Everyone’s still playing chicken – but nobody’s blinking. Yet. Our finance minister, Mr. Varoufakis, still insists that we will stay in the euro. He does not quite explain how. Perhaps one needs to understand Game Theory, at which he is an expert (he does have his own blog, http://yanisvaroufakis.eu, which one can peruse in search of clues). Are we going towards a (very) bad deal – what can be described as  EXTEND AND PRETEND – or uncontrollable disaster? That seems to be the choice.
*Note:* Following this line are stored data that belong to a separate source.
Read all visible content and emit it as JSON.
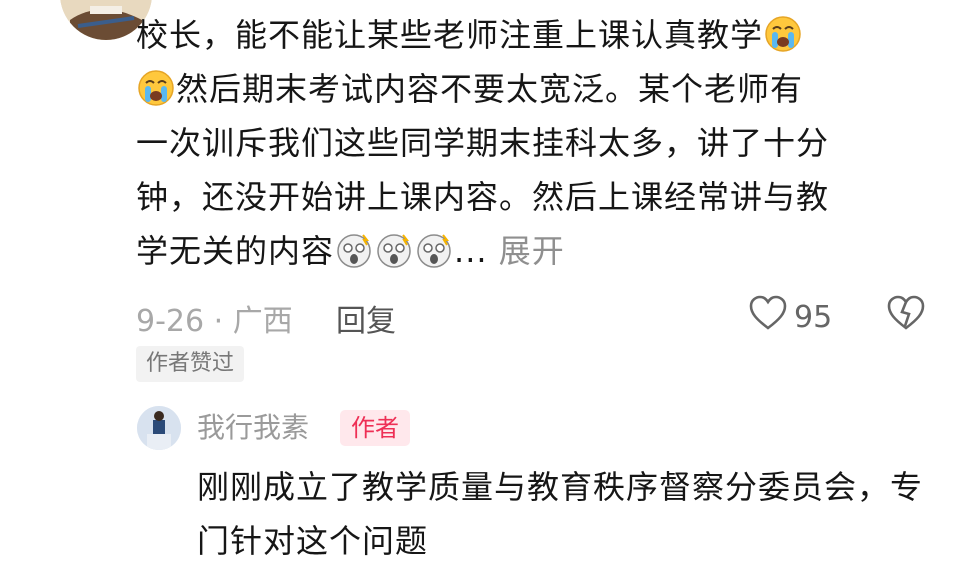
{
  "comment": {
    "line1": "校长，能不能让某些老师注重上课认真教学",
    "line2": "然后期末考试内容不要太宽泛。某个老师有",
    "line3": "一次训斥我们这些同学期末挂科太多，讲了十分",
    "line4": "钟，还没开始讲上课内容。然后上课经常讲与教",
    "line5": "学无关的内容",
    "ellipsis": "...",
    "expand_label": "展开",
    "date_location": "9-26 · 广西",
    "reply_label": "回复",
    "like_count": "95",
    "author_liked_badge": "作者赞过"
  },
  "reply": {
    "username": "我行我素",
    "author_tag": "作者",
    "text": "刚刚成立了教学质量与教育秩序督察分委员会，专门针对这个问题"
  },
  "icons": {
    "crying": "loudly-crying-face-icon",
    "shocked": "face-screaming-icon",
    "like": "heart-outline-icon",
    "dislike": "broken-heart-icon"
  },
  "colors": {
    "text": "#161616",
    "muted": "#a8a8a8",
    "author_tag_bg": "#ffe8ec",
    "author_tag_text": "#ee2f55"
  }
}
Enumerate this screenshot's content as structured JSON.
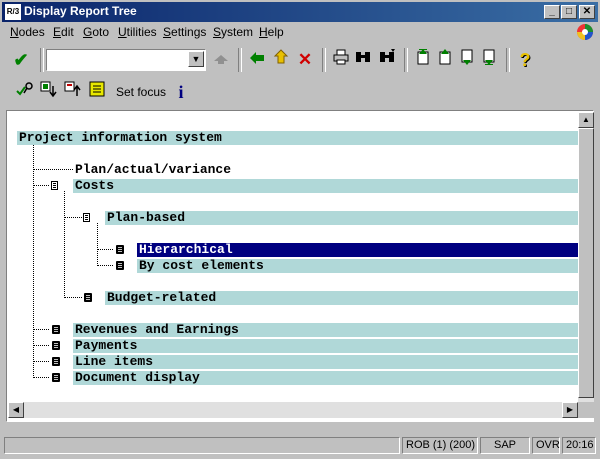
{
  "window": {
    "title": "Display Report Tree",
    "app_icon": "R/3"
  },
  "window_buttons": {
    "minimize": "_",
    "maximize": "□",
    "close": "✕"
  },
  "menu": [
    "Nodes",
    "Edit",
    "Goto",
    "Utilities",
    "Settings",
    "System",
    "Help"
  ],
  "toolbar": {
    "command_field_value": "",
    "dropdown_symbol": "▼",
    "icons": [
      "enter-check-icon",
      "save-icon",
      "back-arrow-icon",
      "exit-up-icon",
      "cancel-x-icon",
      "print-icon",
      "find-icon",
      "find-next-icon",
      "first-page-icon",
      "previous-page-icon",
      "next-page-icon",
      "last-page-icon",
      "help-question-icon"
    ]
  },
  "app_toolbar": {
    "set_focus_label": "Set focus",
    "icons": [
      "select-key-icon",
      "expand-subtree-icon",
      "collapse-subtree-icon",
      "list-icon",
      "info-icon"
    ]
  },
  "tree": {
    "root": "Project information system",
    "nodes": [
      "Plan/actual/variance",
      "Costs",
      "Plan-based",
      "Hierarchical",
      "By cost elements",
      "Budget-related",
      "Revenues and Earnings",
      "Payments",
      "Line items",
      "Document display"
    ],
    "selected": "Hierarchical",
    "highlighted": "Plan/actual/variance"
  },
  "status": {
    "system_info": "ROB (1) (200)",
    "sap": "SAP",
    "mode": "OVR",
    "time": "20:16"
  }
}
Meanwhile, instead of exclusively working towards a solution, our politicians are wasting time assigning blame to each other and quarreling, as is their habit, mostly over ridiculous issues that no one cares about. What to do? Go off to a café, for a bitter cup of consolation (καφές της παρηγοριάς / kafés tis parigorias)? Greeks are by nature optimistic. They always hope for the best and rely on the Virgin Mary to lend a hand when all else fails. They are survivors, as proven by the fact this ancient land still exists. Let’s see what happens. Watch this space.

On afterthought, I’m interested: what do you think will happen?